What is Message Queue?
A message queue is an intermediate component between the interacting entities known as producer and consumer
producer produces message and place them in the queue, while the consumer retrieve the message from the queue and process them
Design
Requirements
- Queue wise
- create message queue
- delete message queue
- Message wise
- sorting the message
- send message
- receive message
- delete message
Challenge
The concurrency need to be considered in following two stages:
- when multiple message arrives at the same time
- when multiple consumer request for message concurrently
one solution is through lock, which is not scalable or performant.

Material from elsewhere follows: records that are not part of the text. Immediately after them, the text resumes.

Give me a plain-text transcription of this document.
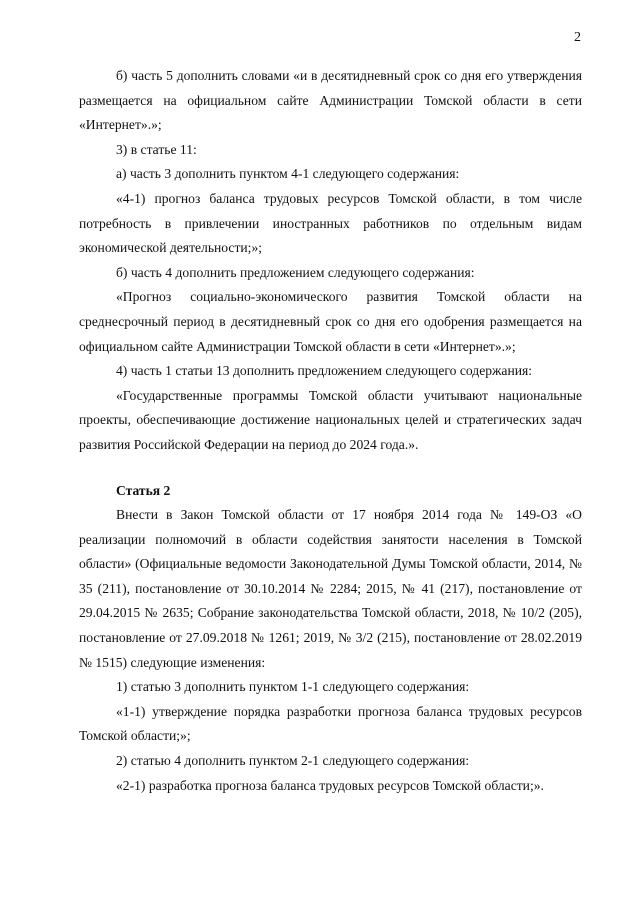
2

б) часть 5 дополнить словами «и в десятидневный срок со дня его утверждения размещается на официальном сайте Администрации Томской области в сети «Интернет».»;

3) в статье 11:

а) часть 3 дополнить пунктом 4-1 следующего содержания:

«4-1) прогноз баланса трудовых ресурсов Томской области, в том числе потребность в привлечении иностранных работников по отдельным видам экономической деятельности;»;

б) часть 4 дополнить предложением следующего содержания:

«Прогноз социально-экономического развития Томской области на среднесрочный период в десятидневный срок со дня его одобрения размещается на официальном сайте Администрации Томской области в сети «Интернет».»;

4) часть 1 статьи 13 дополнить предложением следующего содержания:

«Государственные программы Томской области учитывают национальные проекты, обеспечивающие достижение национальных целей и стратегических задач развития Российской Федерации на период до 2024 года.».

Статья 2

Внести в Закон Томской области от 17 ноября 2014 года № 149-ОЗ «О реализации полномочий в области содействия занятости населения в Томской области» (Официальные ведомости Законодательной Думы Томской области, 2014, № 35 (211), постановление от 30.10.2014 № 2284; 2015, № 41 (217), постановление от 29.04.2015 № 2635; Собрание законодательства Томской области, 2018, № 10/2 (205), постановление от 27.09.2018 № 1261; 2019, № 3/2 (215), постановление от 28.02.2019 № 1515) следующие изменения:

1) статью 3 дополнить пунктом 1-1 следующего содержания:

«1-1) утверждение порядка разработки прогноза баланса трудовых ресурсов Томской области;»;

2) статью 4 дополнить пунктом 2-1 следующего содержания:

«2-1) разработка прогноза баланса трудовых ресурсов Томской области;».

another solution is to serialize the request using buffer at both ends of the queue.
Components
-
load balancer: receive the request from producer and consumers, then forward to one of the front-end server.
-
front-end service: comprises stateless machine distributed across centers. including following usages:
- request validation / authentication
- caching
- request dispatching
- usage data collection
-
metadata service: responsible for soring, retrieving and updating the metadata of queues.
Integration
- when front-end service receive the message, it refers to the metadata service to determine the host where the message need to be sent.

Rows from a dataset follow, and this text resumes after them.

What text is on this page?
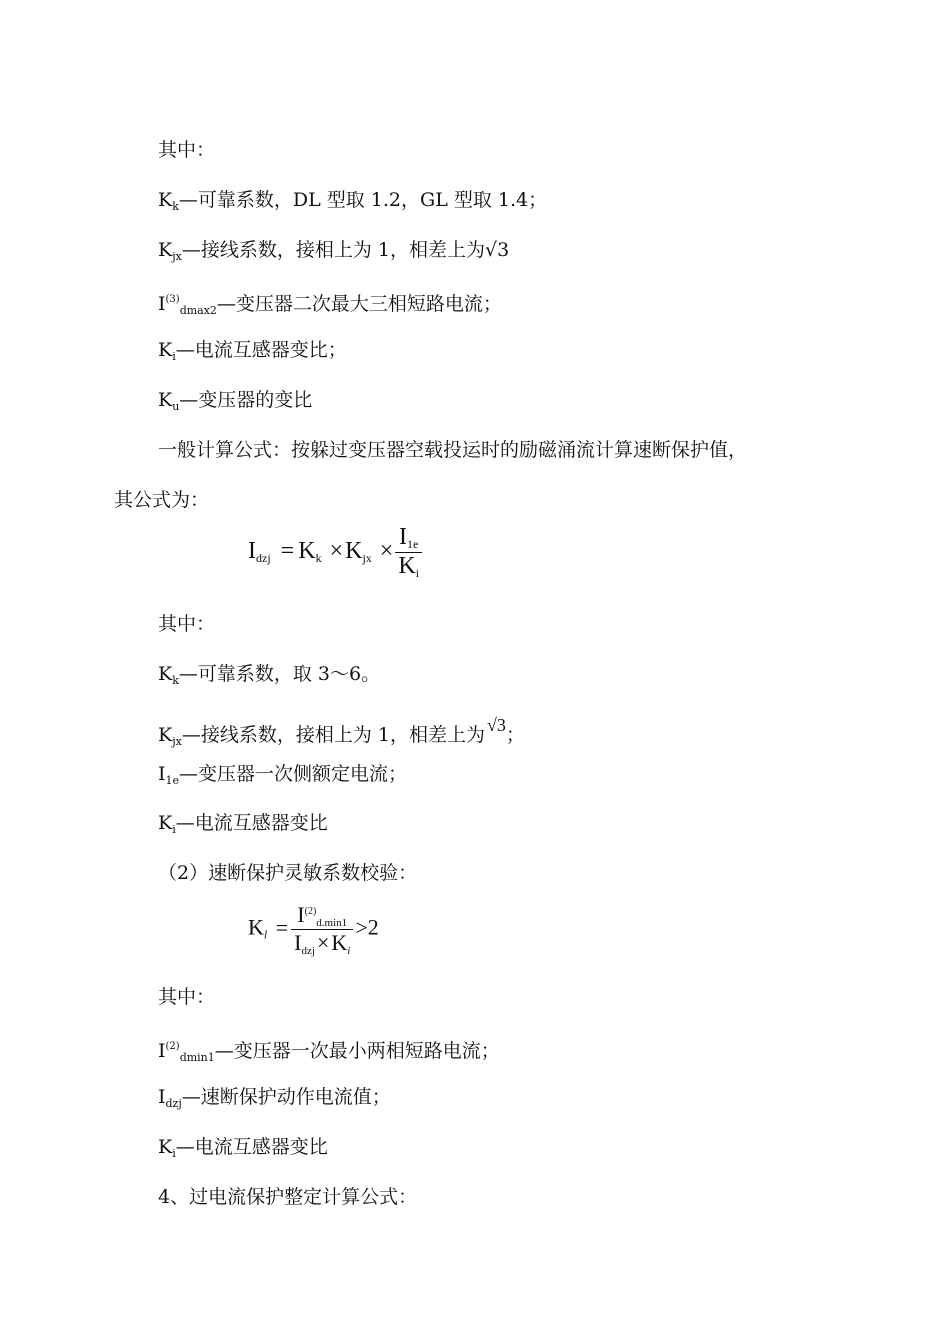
其中：
$K_k—$可靠系数，DL 型取 1.2，GL 型取 1.4；
$K_{jx}—$接线系数，接相上为 1，相差上为√3
$I^{(3)}_{dmax2}—$变压器二次最大三相短路电流；
$K_i—$电流互感器变比；
$K_u—$变压器的变比
一般计算公式：按躲过变压器空载投运时的励磁涌流计算速断保护值，
其公式为：
$I_{dzj} = K_k \times K_{jx} \times \frac{I_{1e}}{K_i}$
其中：
$K_k—$可靠系数，取 3～6。
$K_{jx}—$接线系数，接相上为 1，相差上为 √3；
$I_{1e}—$变压器一次侧额定电流；
$K_i—$电流互感器变比
（2）速断保护灵敏系数校验：
$K_l = \frac{I^{(2)}_{d.min1}}{I_{dzj}\times K_i} >2$
其中：
$I^{(2)}_{dmin1}—$变压器一次最小两相短路电流；
$I_{dzj}—$速断保护动作电流值；
$K_i—$电流互感器变比
4、过电流保护整定计算公式：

- the message then forwarded to the host and replicated on relevant hosts to overcome a possible availability issue.
Evaluation
based on the main goal of introducing the message queue, performance and availability are the main metrics we care about.
Availability
our data components, including metadata and actual messages, are properly replicated.
Performance
for better performance, we use caches, data replication and partitions, which reduce the data reads and write time.
the performance could be better if we relax the ordering of messages.
Scalability
our design components are horizontally scalable, we can add or remove their capability based on the requirements.